В годы советской власти в области удмуртского языкознания, в подготовке учебников, словарей и методических пособий для удмуртских школ много потрудились А. Емельянов, К. Баушев, И. Дмитриев-Кельда, А. Поздеева, А. Конюхова, П. Перевощиков, В. Алатырев и др. Их дело продолжают сегодня ученые, окончившие аспирантуру в ведущих центрах финно-угроведения (Москва, Тарту, Ижевск): И. Тараканов, Т. Тепляшина, В. Вахрушев, В. Кельмаков, Р. Яшина, Р. Насибуллин, С. Бушмакин, Г. Архипов, С. Соколов, М. Атаманов, А. Шутов,
Б. Загуляева, Л. Карпова, Л. Кириллова, М. Самарова, Н. Кондратьева и др.
* * *
В решении проблемы этногенеза удмуртского народа самую существенную лингвистическую помощь оказывают материалы исторической лексикологии, диалектологии, ономастики с палеолингвистикой, топонимикой и этнонимикой. Историческая фонетика, морфология и синтаксис также могут содействовать, если усилия направлены на сравнительно-исторический анализ материалов данных разделов.

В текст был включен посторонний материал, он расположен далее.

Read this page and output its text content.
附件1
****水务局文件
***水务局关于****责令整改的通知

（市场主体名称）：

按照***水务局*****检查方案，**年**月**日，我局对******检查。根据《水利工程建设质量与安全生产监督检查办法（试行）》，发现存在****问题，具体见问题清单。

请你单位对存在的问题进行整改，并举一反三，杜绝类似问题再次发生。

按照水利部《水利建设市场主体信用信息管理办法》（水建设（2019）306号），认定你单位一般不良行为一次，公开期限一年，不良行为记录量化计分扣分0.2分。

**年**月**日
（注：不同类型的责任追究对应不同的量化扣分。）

«По общераспространенному мнению (с историко-географической точки зрения), географическое расположение финно-угорских языков в общем отражает соотношение между языками, среди которых (возможно, и в историческом плане) центральное место занимает удмуртский (пермяцкий) и марийский языки» [19]. Исходя из этого положения, ныне мы не сомневаясь можем говорить о том, что на землях, где жили и живут удмурты, марийцы, отчасти мордва и коми-пермяки, находилась прародина финно-угров. Места их жительства доходили до зоны южной тайги, а местами - до лесостепных районов, где жили индоевропейские народы.

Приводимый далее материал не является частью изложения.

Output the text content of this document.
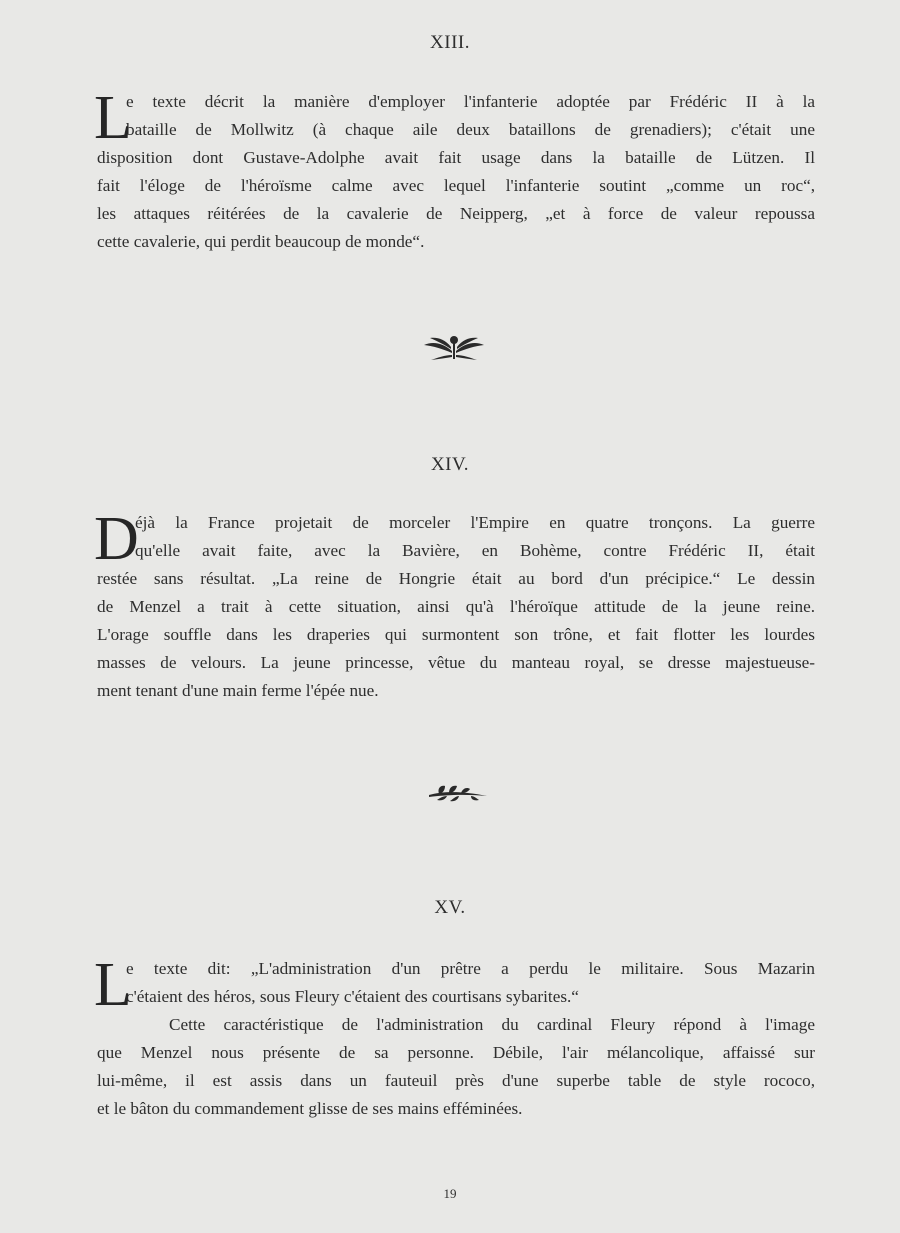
XIII.
L
e texte décrit la manière d'employer l'infanterie adoptée par Frédéric II à la
bataille de Mollwitz (à chaque aile deux bataillons de grenadiers); c'était une
disposition dont Gustave-Adolphe avait fait usage dans la bataille de Lützen. Il
fait l'éloge de l'héroïsme calme avec lequel l'infanterie soutint „comme un roc“,
les attaques réitérées de la cavalerie de Neipperg, „et à force de valeur repoussa
cette cavalerie, qui perdit beaucoup de monde“.
XIV.
D
éjà la France projetait de morceler l'Empire en quatre tronçons. La guerre
qu'elle avait faite, avec la Bavière, en Bohème, contre Frédéric II, était
restée sans résultat. „La reine de Hongrie était au bord d'un précipice.“ Le dessin
de Menzel a trait à cette situation, ainsi qu'à l'héroïque attitude de la jeune reine.
L'orage souffle dans les draperies qui surmontent son trône, et fait flotter les lourdes
masses de velours. La jeune princesse, vêtue du manteau royal, se dresse majestueuse-
ment tenant d'une main ferme l'épée nue.
XV.
L
e texte dit: „L'administration d'un prêtre a perdu le militaire. Sous Mazarin
c'étaient des héros, sous Fleury c'étaient des courtisans sybarites.“
Cette caractéristique de l'administration du cardinal Fleury répond à l'image
que Menzel nous présente de sa personne. Débile, l'air mélancolique, affaissé sur
lui-même, il est assis dans un fauteuil près d'une superbe table de style rococo,
et le bâton du commandement glisse de ses mains efféminées.
19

Как считают ученые, с IV тыс. до н.э. финно-угры жили к северу от индоевропейских народов, имели меж собою контакты, об этом свидетельствуют языковые данные: в финно-угорский язык-основу из индоиранской ветви индоевропейских языков попали слова, обозначающие 'сто' (удм. сю), 'мёд' (удм. диал. му), 'пчела' (удм. муш), 'рог' (удм. сюр) и др. Пока считается невыясненным, непосредственно ли попали они в финно-угорский язык-основу из индоевропейского языка-основы или, как считают в последнее время, после распада индоевропейского языка-основы, из индоиранской ветви [20].

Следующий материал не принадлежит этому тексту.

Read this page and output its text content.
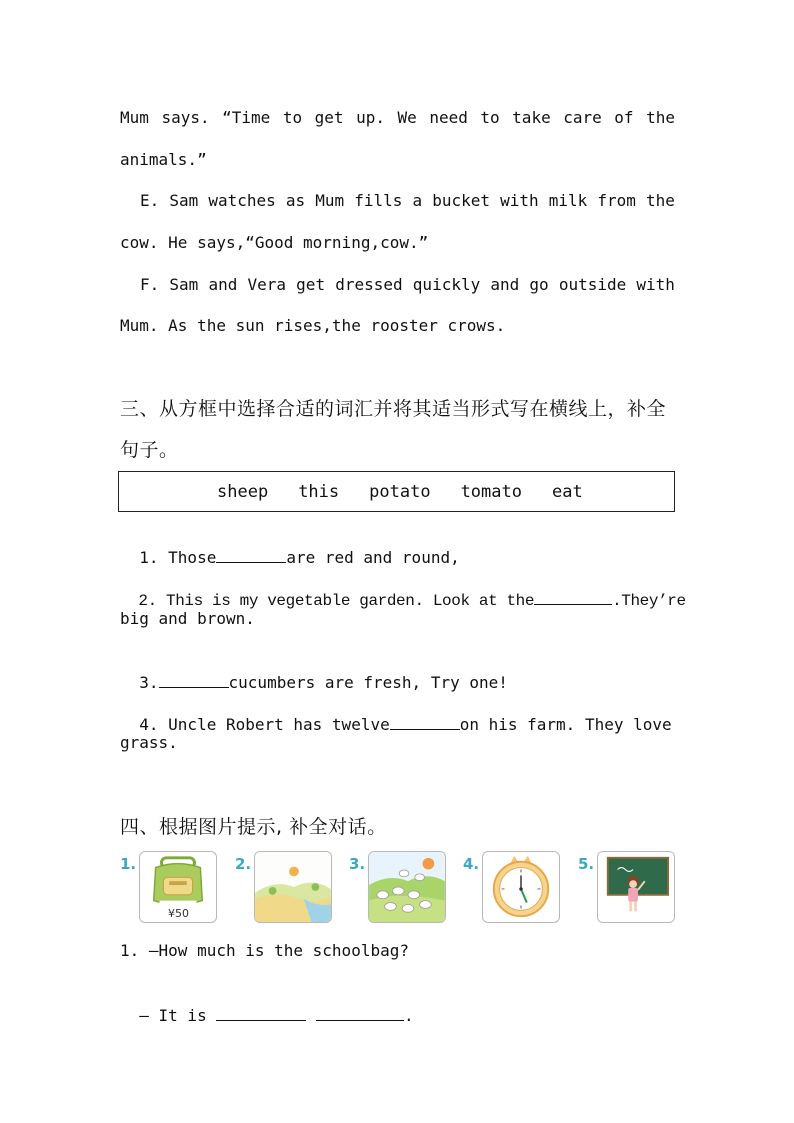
Mum says. “Time to get up. We need to take care of the
animals.”
E. Sam watches as Mum fills a bucket with milk from the
cow. He says,“Good morning,cow.”
F. Sam and Vera get dressed quickly and go outside with
Mum. As the sun rises,the rooster crows.
三、从方框中选择合适的词汇并将其适当形式写在横线上，补全
句子。
sheep this potato tomato eat

1. Those	are red and round,

2. This is my vegetable garden. Look at the	.They’re

big and brown.

3.	cucumbers are fresh, Try one!

4. Uncle Robert has twelve	on his farm. They love

grass.
四、根据图片提示, 补全对话。
1.
¥50
2.	3.	4.	5.
1. —How much is the schoolbag?

— It is	.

Индоиранский пласт заимствований
Известный иранист В.И. Абаев считает, что выявленный в финно-угорских языках пласт индоиранской заимствованной лексики указывает на древнейшие связи между этими народами, что является важнейшим, решающим аргументом в пользу восточно-европейской прародины индоиранских народов. Часть лексики по фонетическим и иным признакам возводится еще к общеарийскому периоду, до разделения арийцев на индийскую и иранскую ветви. Некоторые из этих слов могли быть усвоены из протоиндийского, то есть из того арийского диалекта, который со временем послужил базой для языка Ригведы и для санскрита. Другие же могли быть заимствованы из общеиранской диалектной речи, а самые поздние заимствования в финно-угорские языки попали из скифо-сарматских наречий [21].
Отличить иранские заимствования в финно-угорских языках от заимствований общеарийского, считает В.И. Абаев, в большинстве случаев нетрудно. Одним из опознавательных признаков служит отражение в финно-угорском арийского (и индоевропейского) s: в общеарийском и протоиндийском он удержался, а в иранском, кроме некоторых позиций, переходил в h, например: удм. сузэр 'мл. сестра' - др. инд. svazar 'сестра'; удм. сур 'пиво' -др. инд. sura-, но авест, ahura - название напитка; удм. узыр 'богатый; богач' -др. инд. asura 'божество; демон', но авест. ahura- и др. [22].
Вероятно, сюда же относится североудмуртское сябась - заздравное пожелание: будьте богаты, живите во здравии и силе, не имея ни в чем нужды -др. инд. s'avas 'мощь, сила; богатство' (у южных удмуртов данный термин был вытеснен тюркско-арабским словом берекет - с тем же значением).
К настоящему времени в удмуртском языке выявлено около 110 индоиранских заимствований, проникшие, как считают ученые, еще в периоды существования прафинно-угорской и прапермской языковой общностей [23]. Что очень важно, большинство заимствованных лексем связано с производящим хозяйством [24]. Следует сказать, что словарный состав удмуртского языка, особенно диалектная лексика, изучены крайне слабо; думается, что иранский пласт значительно превышает цифру 110.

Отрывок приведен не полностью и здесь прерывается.